How do you see the world? How do you see yourself? How we look at either of these things determines the quality of our lives and our relationships. We all look at things through our own view point.... More

mm hmm. Yeah. Welcome to rise up and shine. We are to women at different stages of life who have overcome feeling stuck and are now living life fully with peace and joy join us weekly for a real raw and faithful conversation about our trials and triumphs bringing hope insight and weekly tips that you too can rise up and let your light shine bright. Mhm. Welcome back friends. I wanted to start this episode by asking our good friend Claudine here a question, are you ready? I am ready. Okay, Claudine. So do you see yourself as a glass half full? Kind of a person or a glass half empty kind of a person? Well, I've been told that I'm a glass half empty. I think I've grown to see the fullness and a cup. But in my nature in my flesh, I see the glass half empty. I see what's missing. Oh, so you do agree with that label. I do you know what I do. Well, okay, so it's funny because as we were talking about this episode, it all started with the sweet potato.

That's right, very skinny long sweet potato. So we had this conversation about this sweet potato that I have in my fruit bowl on our counter. And it's a long skinny one and claudine here looks at it and she says, why do you have this? This looks like it would take forever to peel. Well, you'd have to peel a lot of them to get the same quantity of sweet potatoes. One large fat one. So we had this conversation. So one large fat sweet potato is essentially the long skinny one scrunched up, right? So the surface area is essentially the same. So is it more work to peel? Well, that was the debate and unfortunately we didn't record that because that was much more fascinating than this, but in my mind my perspective, I would only have to peel one largest sweet potato, whereas you would have to peel three skinny sweet potatoes to get the same amount of sweet potatoes.
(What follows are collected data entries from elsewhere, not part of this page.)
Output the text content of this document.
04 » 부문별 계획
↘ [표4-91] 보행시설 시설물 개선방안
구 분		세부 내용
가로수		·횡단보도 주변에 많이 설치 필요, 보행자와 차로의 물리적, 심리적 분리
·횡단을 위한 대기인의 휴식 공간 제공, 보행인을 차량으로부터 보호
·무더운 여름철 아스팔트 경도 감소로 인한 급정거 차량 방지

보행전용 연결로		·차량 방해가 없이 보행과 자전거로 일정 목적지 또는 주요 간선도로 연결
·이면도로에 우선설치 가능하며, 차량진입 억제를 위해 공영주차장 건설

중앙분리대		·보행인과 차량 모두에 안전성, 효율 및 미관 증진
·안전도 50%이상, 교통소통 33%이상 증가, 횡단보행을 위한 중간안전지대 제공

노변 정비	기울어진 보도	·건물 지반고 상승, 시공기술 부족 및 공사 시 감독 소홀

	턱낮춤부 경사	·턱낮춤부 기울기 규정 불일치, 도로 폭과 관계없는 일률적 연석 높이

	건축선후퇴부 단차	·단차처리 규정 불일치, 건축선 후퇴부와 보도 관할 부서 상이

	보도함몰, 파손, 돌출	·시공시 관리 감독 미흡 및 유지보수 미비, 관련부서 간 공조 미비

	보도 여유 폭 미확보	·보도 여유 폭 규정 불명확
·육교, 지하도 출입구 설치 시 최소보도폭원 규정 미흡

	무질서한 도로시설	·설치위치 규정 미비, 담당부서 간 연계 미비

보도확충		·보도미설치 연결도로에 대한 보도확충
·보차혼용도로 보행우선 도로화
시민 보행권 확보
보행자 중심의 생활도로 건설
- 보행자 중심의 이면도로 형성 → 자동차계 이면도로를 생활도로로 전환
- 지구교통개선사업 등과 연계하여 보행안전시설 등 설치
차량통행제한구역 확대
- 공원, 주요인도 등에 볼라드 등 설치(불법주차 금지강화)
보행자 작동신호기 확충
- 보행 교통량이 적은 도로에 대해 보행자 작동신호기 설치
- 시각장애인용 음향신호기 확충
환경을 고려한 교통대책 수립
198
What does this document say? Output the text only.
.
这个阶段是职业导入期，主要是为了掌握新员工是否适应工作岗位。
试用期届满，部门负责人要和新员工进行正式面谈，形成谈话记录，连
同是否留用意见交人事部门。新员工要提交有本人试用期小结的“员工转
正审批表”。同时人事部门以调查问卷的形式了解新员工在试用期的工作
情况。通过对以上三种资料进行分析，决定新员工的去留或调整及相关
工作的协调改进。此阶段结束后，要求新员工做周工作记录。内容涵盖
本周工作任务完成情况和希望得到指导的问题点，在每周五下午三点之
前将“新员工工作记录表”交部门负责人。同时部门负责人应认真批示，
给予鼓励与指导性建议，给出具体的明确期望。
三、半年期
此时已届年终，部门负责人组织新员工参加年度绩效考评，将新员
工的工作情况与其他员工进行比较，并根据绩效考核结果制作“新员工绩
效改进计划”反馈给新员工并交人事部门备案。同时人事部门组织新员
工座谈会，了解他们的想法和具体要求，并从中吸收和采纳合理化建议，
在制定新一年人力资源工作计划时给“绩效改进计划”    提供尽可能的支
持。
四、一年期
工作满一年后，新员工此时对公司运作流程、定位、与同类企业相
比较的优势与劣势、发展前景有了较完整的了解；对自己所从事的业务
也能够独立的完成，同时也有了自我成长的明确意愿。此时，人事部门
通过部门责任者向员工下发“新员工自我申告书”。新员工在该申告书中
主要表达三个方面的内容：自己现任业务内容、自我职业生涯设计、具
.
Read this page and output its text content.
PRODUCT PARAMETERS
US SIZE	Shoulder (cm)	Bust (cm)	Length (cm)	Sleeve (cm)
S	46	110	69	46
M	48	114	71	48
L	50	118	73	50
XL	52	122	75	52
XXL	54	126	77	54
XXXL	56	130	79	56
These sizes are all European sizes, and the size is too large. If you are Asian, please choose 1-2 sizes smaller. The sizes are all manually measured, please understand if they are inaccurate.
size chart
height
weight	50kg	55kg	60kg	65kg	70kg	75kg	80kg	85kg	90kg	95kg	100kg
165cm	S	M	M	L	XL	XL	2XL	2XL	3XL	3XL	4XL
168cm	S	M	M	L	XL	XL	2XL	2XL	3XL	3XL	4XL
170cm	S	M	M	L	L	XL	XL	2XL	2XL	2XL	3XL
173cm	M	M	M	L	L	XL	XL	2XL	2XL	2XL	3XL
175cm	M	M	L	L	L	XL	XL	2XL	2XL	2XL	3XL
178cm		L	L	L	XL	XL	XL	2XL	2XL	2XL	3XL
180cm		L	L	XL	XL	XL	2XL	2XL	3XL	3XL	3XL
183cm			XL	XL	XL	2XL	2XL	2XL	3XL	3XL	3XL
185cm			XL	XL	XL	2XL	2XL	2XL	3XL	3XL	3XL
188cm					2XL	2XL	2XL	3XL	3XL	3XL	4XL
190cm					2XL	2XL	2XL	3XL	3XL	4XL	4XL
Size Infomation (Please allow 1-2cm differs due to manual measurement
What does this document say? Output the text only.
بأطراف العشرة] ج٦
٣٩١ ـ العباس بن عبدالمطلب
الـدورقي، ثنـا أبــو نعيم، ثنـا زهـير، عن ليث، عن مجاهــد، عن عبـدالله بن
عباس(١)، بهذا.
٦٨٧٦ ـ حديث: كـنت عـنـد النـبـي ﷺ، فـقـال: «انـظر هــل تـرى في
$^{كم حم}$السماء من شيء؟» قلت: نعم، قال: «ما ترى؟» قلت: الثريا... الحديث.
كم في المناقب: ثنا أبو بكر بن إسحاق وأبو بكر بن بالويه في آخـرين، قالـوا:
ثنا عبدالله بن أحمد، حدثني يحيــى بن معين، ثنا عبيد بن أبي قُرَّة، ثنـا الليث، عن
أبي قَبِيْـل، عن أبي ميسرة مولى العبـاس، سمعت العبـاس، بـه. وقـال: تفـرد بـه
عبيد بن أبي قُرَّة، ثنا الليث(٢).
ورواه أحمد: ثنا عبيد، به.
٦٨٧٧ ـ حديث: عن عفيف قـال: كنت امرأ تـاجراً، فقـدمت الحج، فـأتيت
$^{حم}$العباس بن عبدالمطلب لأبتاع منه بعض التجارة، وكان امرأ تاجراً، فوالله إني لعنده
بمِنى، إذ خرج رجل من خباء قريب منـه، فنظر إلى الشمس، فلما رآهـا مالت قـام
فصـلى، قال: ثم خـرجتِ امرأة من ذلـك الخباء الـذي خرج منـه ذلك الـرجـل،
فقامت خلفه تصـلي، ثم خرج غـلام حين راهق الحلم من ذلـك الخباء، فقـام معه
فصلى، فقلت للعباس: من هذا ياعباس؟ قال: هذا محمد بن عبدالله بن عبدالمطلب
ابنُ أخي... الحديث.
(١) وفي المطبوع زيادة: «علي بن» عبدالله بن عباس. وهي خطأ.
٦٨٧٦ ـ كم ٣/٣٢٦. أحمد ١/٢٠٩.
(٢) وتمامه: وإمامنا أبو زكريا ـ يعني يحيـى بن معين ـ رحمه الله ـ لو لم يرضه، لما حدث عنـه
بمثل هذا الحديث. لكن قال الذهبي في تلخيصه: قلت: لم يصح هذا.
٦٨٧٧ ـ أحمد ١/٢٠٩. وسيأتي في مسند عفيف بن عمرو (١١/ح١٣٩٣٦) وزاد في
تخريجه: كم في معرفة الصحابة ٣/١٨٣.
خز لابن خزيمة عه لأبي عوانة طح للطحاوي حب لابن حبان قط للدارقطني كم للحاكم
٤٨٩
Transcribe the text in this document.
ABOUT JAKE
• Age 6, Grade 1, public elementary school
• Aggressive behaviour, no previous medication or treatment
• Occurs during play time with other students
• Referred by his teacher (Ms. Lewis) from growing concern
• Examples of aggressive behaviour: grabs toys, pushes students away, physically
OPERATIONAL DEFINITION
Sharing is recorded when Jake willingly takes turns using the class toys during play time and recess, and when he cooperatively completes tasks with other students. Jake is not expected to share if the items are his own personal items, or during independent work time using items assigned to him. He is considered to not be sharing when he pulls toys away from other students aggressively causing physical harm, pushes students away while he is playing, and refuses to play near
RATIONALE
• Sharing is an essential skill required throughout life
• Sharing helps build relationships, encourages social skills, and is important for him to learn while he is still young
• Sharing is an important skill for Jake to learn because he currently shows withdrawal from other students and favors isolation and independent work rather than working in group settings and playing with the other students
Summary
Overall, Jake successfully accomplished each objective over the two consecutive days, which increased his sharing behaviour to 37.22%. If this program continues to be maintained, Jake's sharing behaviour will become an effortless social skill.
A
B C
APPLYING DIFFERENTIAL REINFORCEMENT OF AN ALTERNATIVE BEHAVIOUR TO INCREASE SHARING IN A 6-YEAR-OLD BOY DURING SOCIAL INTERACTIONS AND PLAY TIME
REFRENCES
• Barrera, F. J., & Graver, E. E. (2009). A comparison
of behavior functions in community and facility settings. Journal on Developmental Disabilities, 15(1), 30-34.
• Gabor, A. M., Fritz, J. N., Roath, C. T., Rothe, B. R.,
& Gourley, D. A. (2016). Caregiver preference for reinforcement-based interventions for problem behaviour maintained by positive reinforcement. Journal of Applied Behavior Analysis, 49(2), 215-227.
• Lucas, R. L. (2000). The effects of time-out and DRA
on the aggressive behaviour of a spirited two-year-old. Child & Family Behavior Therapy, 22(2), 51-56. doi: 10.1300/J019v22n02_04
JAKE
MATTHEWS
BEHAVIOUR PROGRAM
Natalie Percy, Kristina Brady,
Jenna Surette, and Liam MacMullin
But we had this whole debate about surface area and I I think I ended up agreeing with you, but that is what started the whole conversation and why we're doing this episode on perspective.

Absolutely, because we had a very different perspective on one simple thing, A sweet potato, right? You looked at it as, wow, that looks like a lot of work and I looked at it as, oh my gosh, this looks really easy to be like a big fat sweet potato, I don't want to spend my time peeling that sucker take forever. So yeah, so then we started going on this debate of our perspective, well how do we look at things and today, this episode we really want to focus on our perspective of life, right? Our outlook on life. How do we approach life? We all have our own mindset, We all have our own beliefs. We all have our own glasses that were looking and perspective is defined by Webster as a mental view or the capacity to view things in their true relations or in relative importance and how we perceive things, our perspectives on our circumstance, on our life, on everything really is what shapes our reality. Yeah, that's true. So today we're really going to focus on positive perspective and negative perspective.

And you know, i it brought up this memory of my husband and I because we're very opposite as well in our perspectives on things and when, you know, we talk about a common situation or event, it's interesting to hear each other's side and sometimes it's caused a little trouble like we're trying to prove our point. Like, no, I want you to see it through the way I look at it. You know, so many arguments are because someone views things they have a different perspective than we have and then we get stuck in. But my way is right, right? Because I wouldn't think it if it were wrong. We don't think things that are wrong. We think we think things that are right when I learned for myself with situations with my husband, you know, like here's an example that we joke about today is we'll be driving down the freeway. We see a big old couch on the side of the road and my husband makes a comment as wow, it's such a shame that people drive by and just dump their trash on the side of the road. And I asked, well, how do you know they dumped it out on purpose. What if it fell out of their truck and were driving by and thinking, wow, we can furnish our guest room with that at least that's what we did in our twenties many a room was furnished by the side of the road and freeway.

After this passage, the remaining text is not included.